I have family in the private sector (not medicine). All have lovely contracts and lots of perks. Please don't try and sell me the "poor private sector workers" spiel as I simply won't believe you.

Private companies who want to keep good staff pay to do so if not in salary then in some other way.

Thinking of 21yr old niece with A levels on nearly £30k. She earns it and I don't begrudge that, she also gets help with season ticket costs and lots of social stuff.
She doesn't work anything like the hours of a junior doctor or make the same kind of decisions.
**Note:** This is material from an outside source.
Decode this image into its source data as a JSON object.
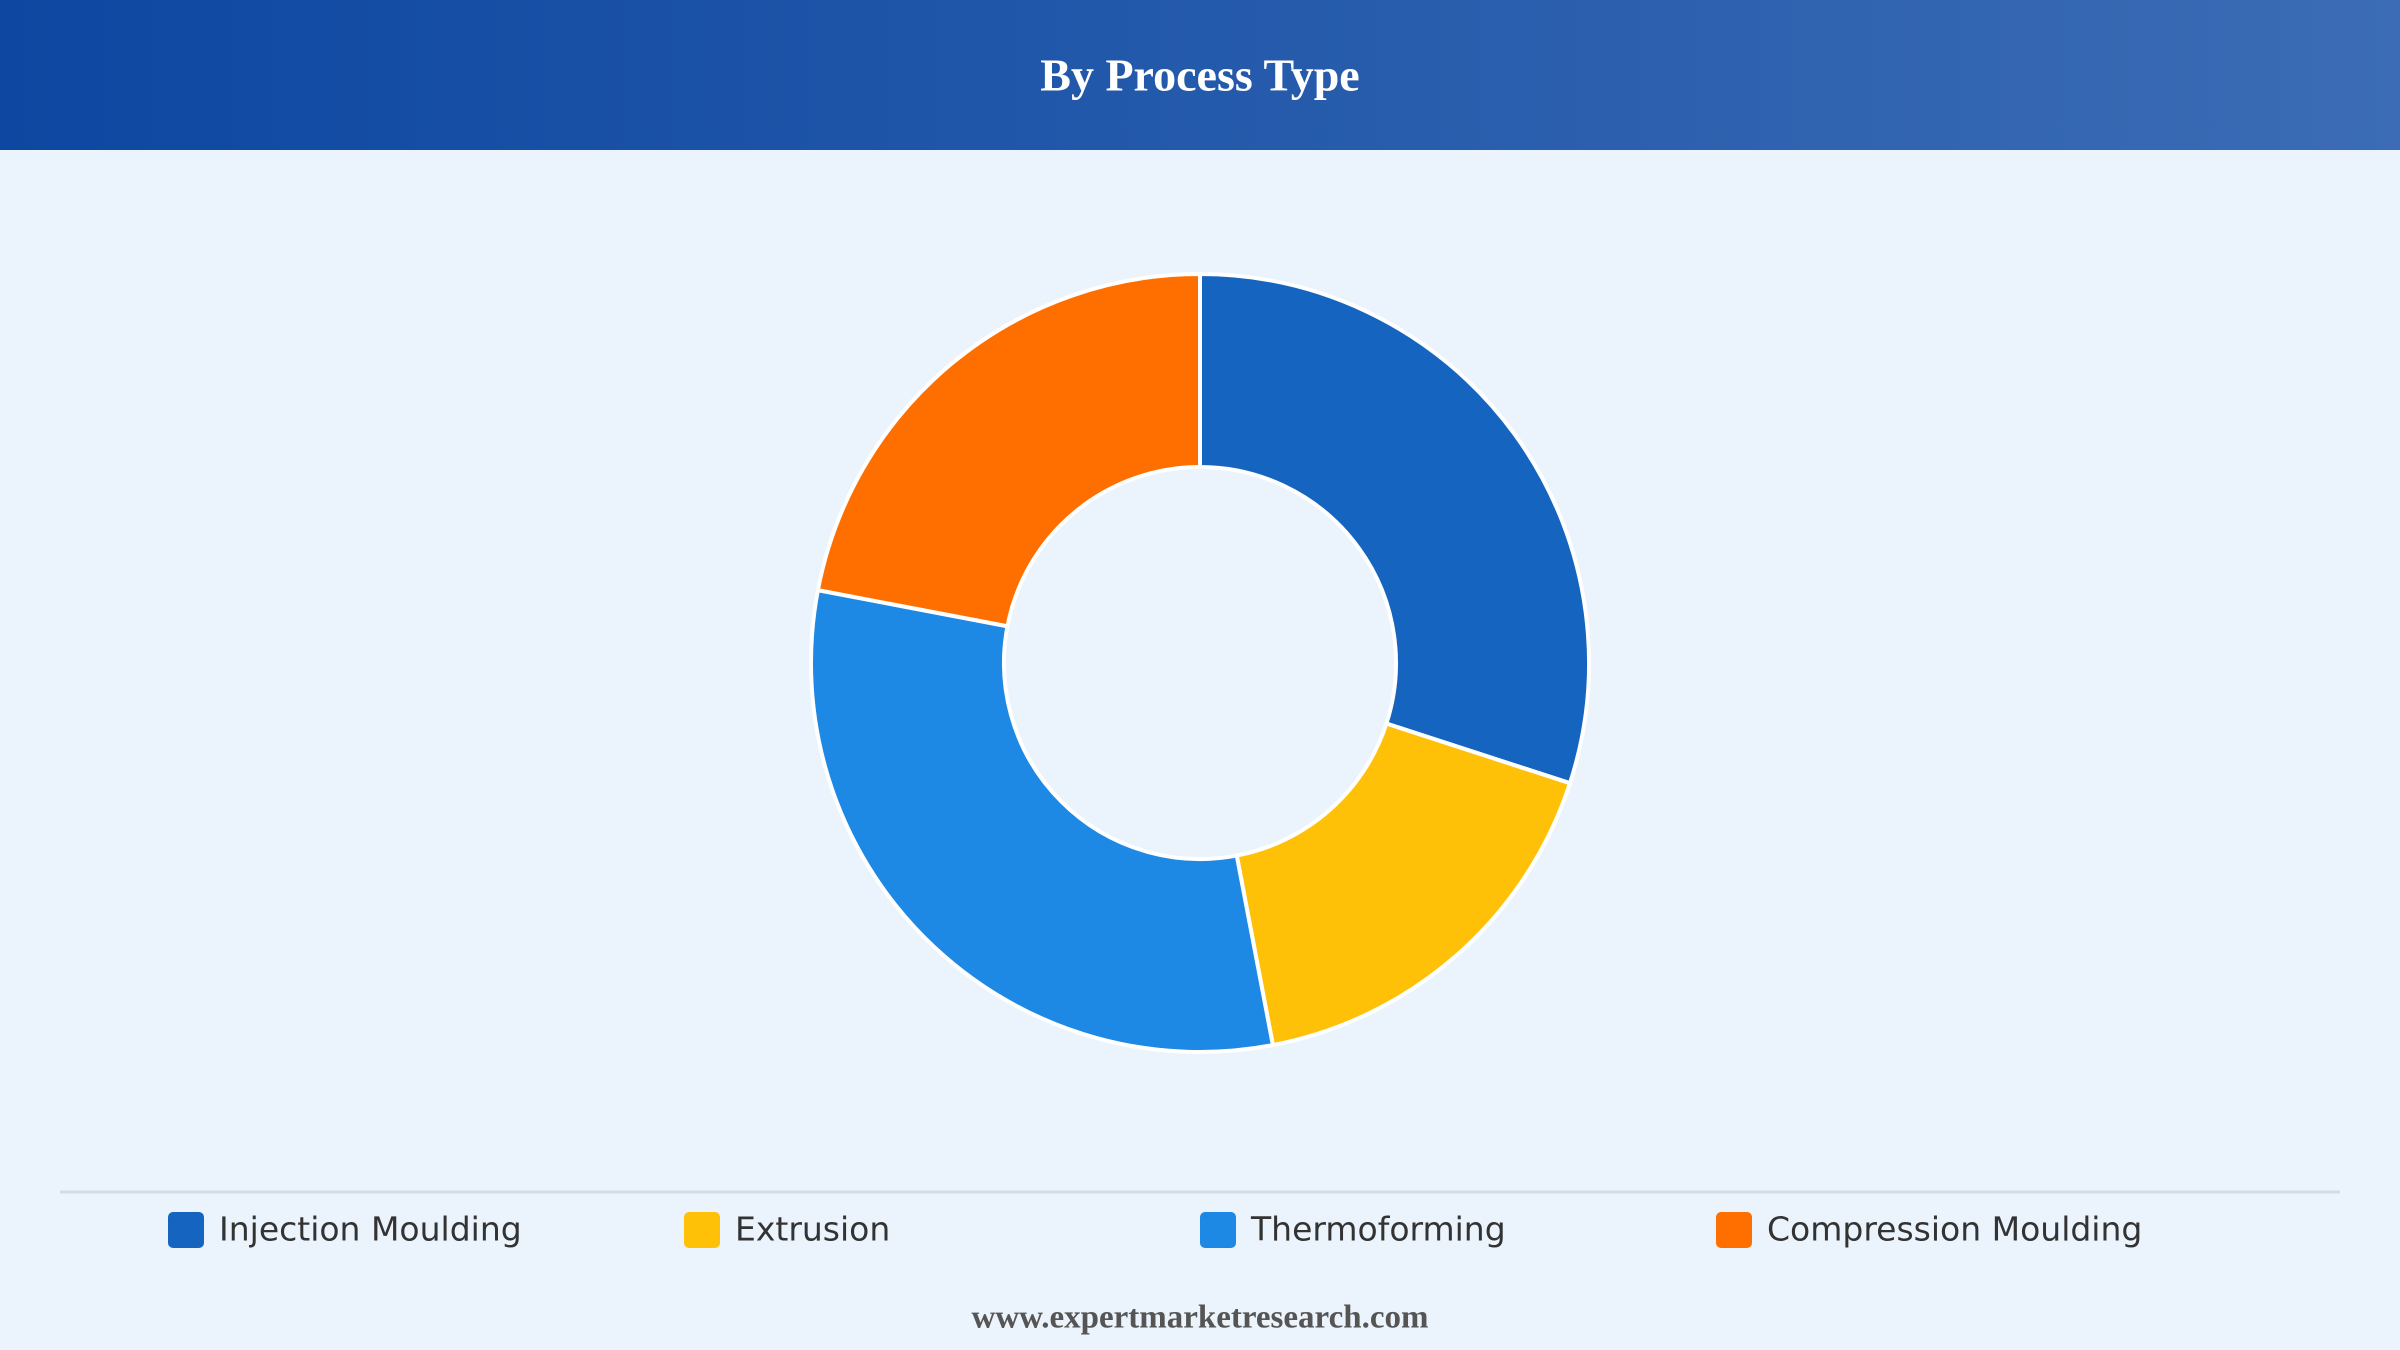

I am behind the doctors all the way. Am not a doctor but am a nurse and have seen too many exhausted doctors in my time.

DinoSnores · 17/10/2015 16:51

"You'd be very unlikely to find any JD rota with 90 hours of work in one week either because of the EWTD daily hours limit (in fact I have never seen one)."

I have worked plenty of 91 hour weeks (night shifts starting at 9pm, finishing the post take ward round at 10am, often not actually going home until later.

Shutthatdoor · 17/10/2015 16:55

Private sector has many perks you don't get in the public sector.

I think you'll actually find it is well known for being the other way round.

DinoSnores · 17/10/2015 16:55

"Welcome to everyone elses world, you know the one of working in the private sector!"

My DH works in the private sector, not as a doctor, earning the same as I would be if I was at work rather than taking a few years off with the DC.

His core hours are 10am-4pm in a 7.5h day. He can be flexible about when he works in reality so can get time off for school plays, school runs, coming home for dinner every night. He gets 25 days holiday + PH. He doesn't work weekends or evenings or public holidays. His company pay for all and any training he requires. His company pays for any conferences he attends.

I have personally paid thousands for huge chunks of the compulsory training and exams that we need to progress. My work-life balance is way off his. After DD3, I could choose to go back part time at 30 hours a week or not at all.

The private sector looks rather attractive to me at the moment!